Characteristic temperature dependences of respiratory and photosynthetic electron transport activities in membrane preparations from anacystis nidulans grown at different temperatures
Peschek, G.A.; Muchl, R.; Kienzl, P.F.; Schmetterer, G.
Biochimica et Biophysica Acta 679(1): 35-43
1982
ISSN/ISBN: 0005-2728 DOI: 10.1016/0005-2728(82)90252-3
Accession: 004919256
Electron-transport activities supported by 7 different electron donor/acceptor couples in the light and in the dark, respectively, were measured in the particle preparations of the cyanobacterium (blue-green alga). A. nidulans after growth at 40, 30 and 25.degree. C. The Arrhenius plots of the photosynthetic electron-transport reactions between ascorbate (plus 2,6-dichlorophenolindophenol (DCIP)) and NADP+, diphenylcarbazide and DCIP, diaminodurene and benzyl viologen (O2), and the plot of the photooxidation of reduced horse heart cytochrome c showed a single discontinuity at .apprx. 24-25, 15-17 and 10-13.degree. C in membranes derived from cells grown at 40, 30 and 25.degree. C, respectively. The dark respiratory electron-transport reactions between NADPH, ascorbate (plus DCIP) or redcued horse heart cytochrome c and oxygen, and the reduction by horse heart cytochrome c of the aa3-type terminal oxidase as followed directly by wavelength spectrophotometry, all gave Arrhenius plots distinguished by 2 distinct breaks: The break at the higher temperature corresponded to the break also found in the Arrhenius plots of the photosynthetic reactions while an additional discontinuity was observed at 17-18, 8-9 and 5-6.degree. C in membranes prepared from cells grown at 40, 30 and 25.degree.
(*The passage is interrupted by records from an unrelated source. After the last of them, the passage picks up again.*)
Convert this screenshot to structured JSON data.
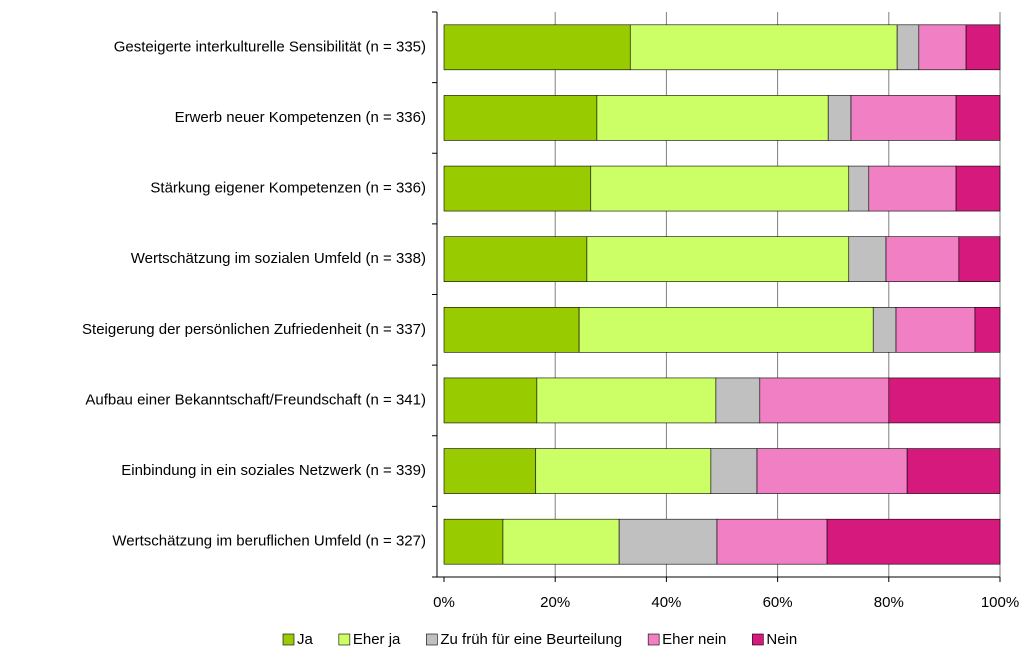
{
  "chart_data": {
    "type": "stacked_barh",
    "categories": [
      "Gesteigerte interkulturelle Sensibilität (n = 335)",
      "Erwerb neuer Kompetenzen (n = 336)",
      "Stärkung eigener Kompetenzen (n = 336)",
      "Wertschätzung im sozialen Umfeld (n = 338)",
      "Steigerung der persönlichen Zufriedenheit (n = 337)",
      "Aufbau einer Bekanntschaft/Freundschaft (n = 341)",
      "Einbindung in ein soziales Netzwerk (n = 339)",
      "Wertschätzung im beruflichen Umfeld (n = 327)"
    ],
    "series": [
      {
        "name": "Ja",
        "color": "#99cc00",
        "values": [
          33.5,
          27.5,
          26.4,
          25.7,
          24.3,
          16.7,
          16.5,
          10.6
        ]
      },
      {
        "name": "Eher ja",
        "color": "#ccff66",
        "values": [
          48.0,
          41.6,
          46.4,
          47.1,
          52.9,
          32.2,
          31.5,
          20.9
        ]
      },
      {
        "name": "Zu früh für eine Beurteilung",
        "color": "#c0c0c0",
        "values": [
          3.9,
          4.1,
          3.6,
          6.7,
          4.1,
          7.9,
          8.3,
          17.6
        ]
      },
      {
        "name": "Eher nein",
        "color": "#f07fc4",
        "values": [
          8.5,
          18.9,
          15.7,
          13.1,
          14.2,
          23.2,
          27.0,
          19.8
        ]
      },
      {
        "name": "Nein",
        "color": "#d6197c",
        "values": [
          6.1,
          7.9,
          7.9,
          7.4,
          4.5,
          20.0,
          16.7,
          31.1
        ]
      }
    ],
    "xlim": [
      0,
      100
    ],
    "xticks": [
      {
        "value": 0,
        "label": "0%"
      },
      {
        "value": 20,
        "label": "20%"
      },
      {
        "value": 40,
        "label": "40%"
      },
      {
        "value": 60,
        "label": "60%"
      },
      {
        "value": 80,
        "label": "80%"
      },
      {
        "value": 100,
        "label": "100%"
      }
    ],
    "grid": true,
    "legend": "bottom"
  }
}
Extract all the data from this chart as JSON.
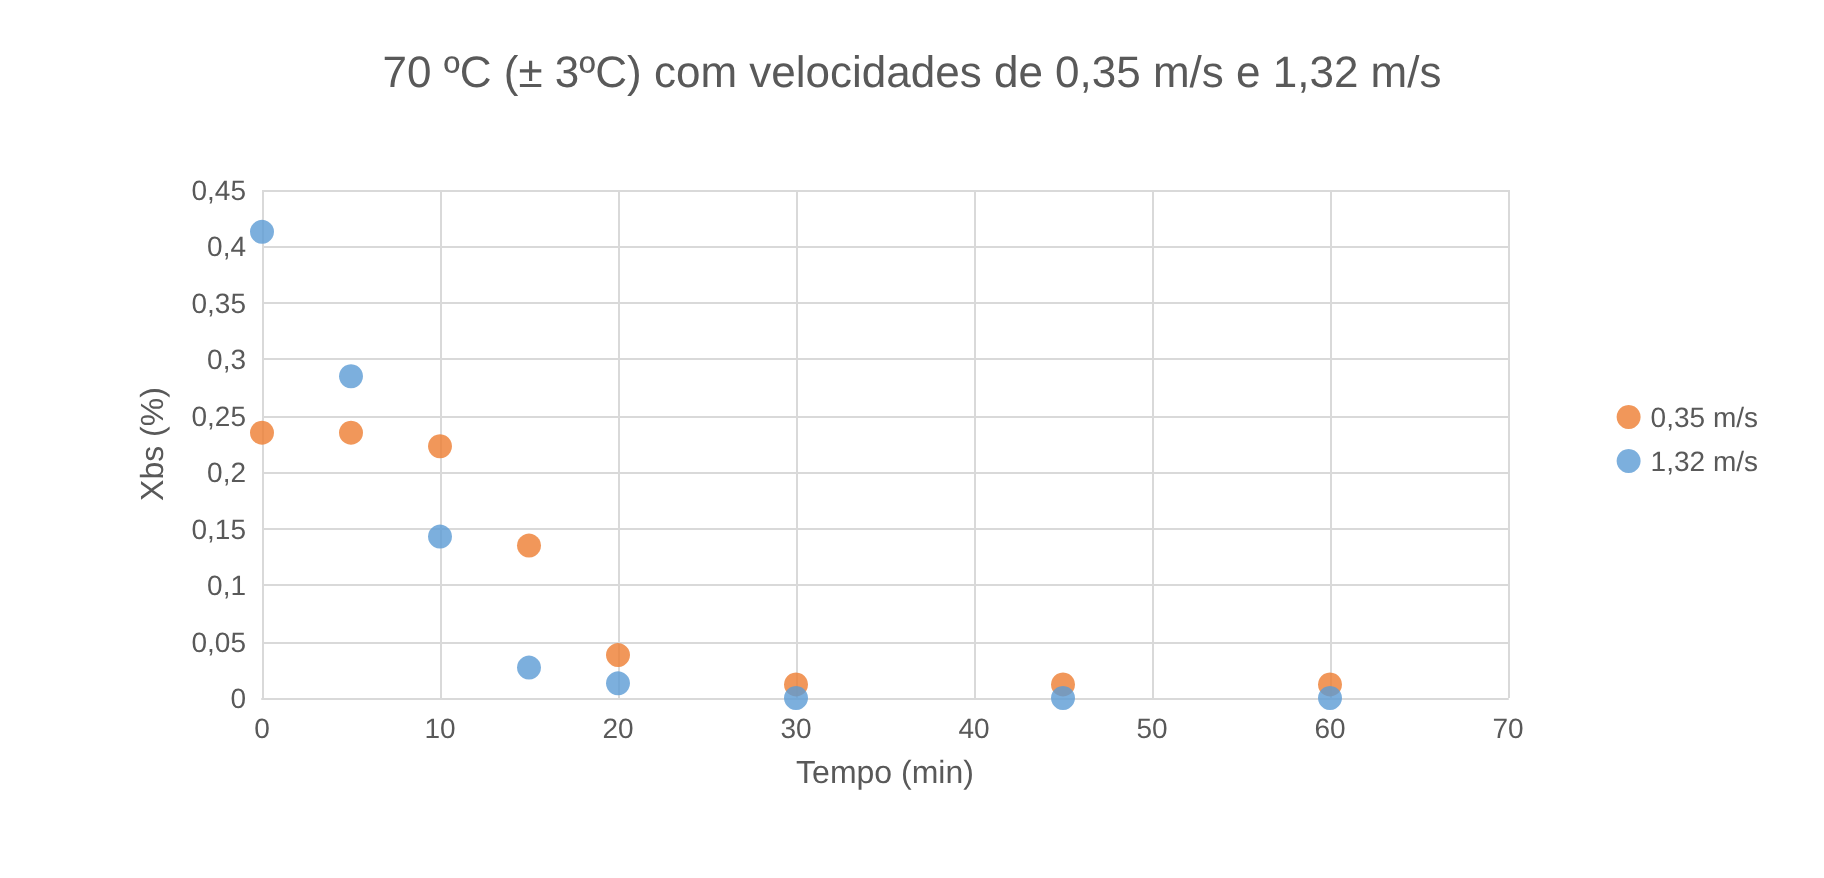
{
  "chart_data": {
    "type": "scatter",
    "title": "70 ºC (± 3ºC) com velocidades de 0,35 m/s e 1,32 m/s",
    "xlabel": "Tempo (min)",
    "ylabel": "Xbs (%)",
    "x": [
      0,
      5,
      10,
      15,
      20,
      30,
      45,
      60
    ],
    "series": [
      {
        "name": "0,35 m/s",
        "color": "#ed7d31",
        "values": [
          0.235,
          0.235,
          0.223,
          0.135,
          0.038,
          0.012,
          0.012,
          0.012
        ]
      },
      {
        "name": "1,32 m/s",
        "color": "#5b9bd5",
        "values": [
          0.413,
          0.285,
          0.143,
          0.027,
          0.013,
          0,
          0,
          0
        ]
      }
    ],
    "xlim": [
      0,
      70
    ],
    "xticks": [
      0,
      10,
      20,
      30,
      40,
      50,
      60,
      70
    ],
    "ylim": [
      0,
      0.45
    ],
    "yticks": [
      0,
      {
        "value": 0.05,
        "label": "0,05"
      },
      {
        "value": 0.1,
        "label": "0,1"
      },
      {
        "value": 0.15,
        "label": "0,15"
      },
      {
        "value": 0.2,
        "label": "0,2"
      },
      {
        "value": 0.25,
        "label": "0,25"
      },
      {
        "value": 0.3,
        "label": "0,3"
      },
      {
        "value": 0.35,
        "label": "0,35"
      },
      {
        "value": 0.4,
        "label": "0,4"
      },
      {
        "value": 0.45,
        "label": "0,45"
      }
    ],
    "grid": true,
    "legend": "right",
    "marker": "circle"
  }
}
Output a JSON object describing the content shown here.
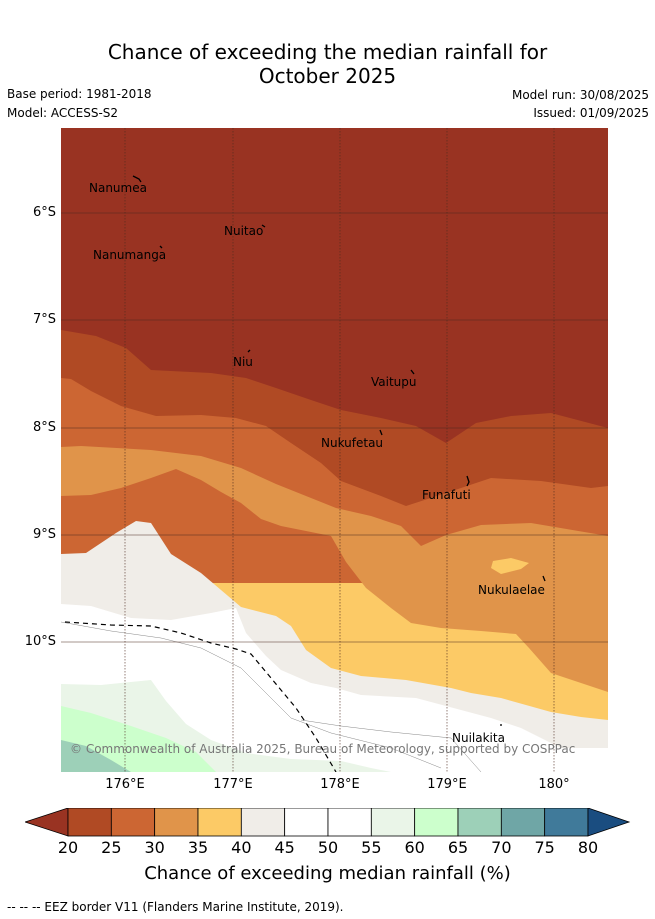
{
  "title_line1": "Chance of exceeding the median rainfall for",
  "title_line2": "October 2025",
  "meta": {
    "base_period": "Base period: 1981-2018",
    "model": "Model: ACCESS-S2",
    "model_run": "Model run: 30/08/2025",
    "issued": "Issued: 01/09/2025"
  },
  "axes": {
    "lat_labels": [
      "6°S",
      "7°S",
      "8°S",
      "9°S",
      "10°S"
    ],
    "lon_labels": [
      "176°E",
      "177°E",
      "178°E",
      "179°E",
      "180°"
    ]
  },
  "places": [
    "Nanumea",
    "Nuitao",
    "Nanumanga",
    "Niu",
    "Vaitupu",
    "Nukufetau",
    "Funafuti",
    "Nukulaelae",
    "Nuilakita"
  ],
  "copyright": "© Commonwealth of Australia 2025, Bureau of Meteorology, supported by COSPPac",
  "colorbar": {
    "ticks": [
      "20",
      "25",
      "30",
      "35",
      "40",
      "45",
      "50",
      "55",
      "60",
      "65",
      "70",
      "75",
      "80"
    ],
    "label": "Chance of exceeding median rainfall (%)",
    "colors": [
      "#b04a24",
      "#cc6633",
      "#e0944a",
      "#fcca66",
      "#f0ede8",
      "#ffffff",
      "#ffffff",
      "#eaf5e8",
      "#ccffcc",
      "#9dd0b8",
      "#6fa6a6",
      "#407a9a"
    ],
    "low_extend_color": "#993322",
    "high_extend_color": "#1a4d80"
  },
  "footnote": "-- -- -- EEZ border V11 (Flanders Marine Institute, 2019)."
}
C, respectively. The temperatures at which the discontinuities in the Arrhenius plots occurred depended on the temperature at which the cells had been grown; they were independent of the specific electron donors and acceptors employed. The characteristic features in Arrhenius plots of respiratory and photosynthetic electron-transport reactions are discussed in terms of lipid-base transitions in the cytoplasmic and the intracytoplasmic (thylakoid) membranes of A. nidulans. Implications for possible distinct sites of the respiratory and photosynthetic electron-transport systems in A. nidulans will be mentioned.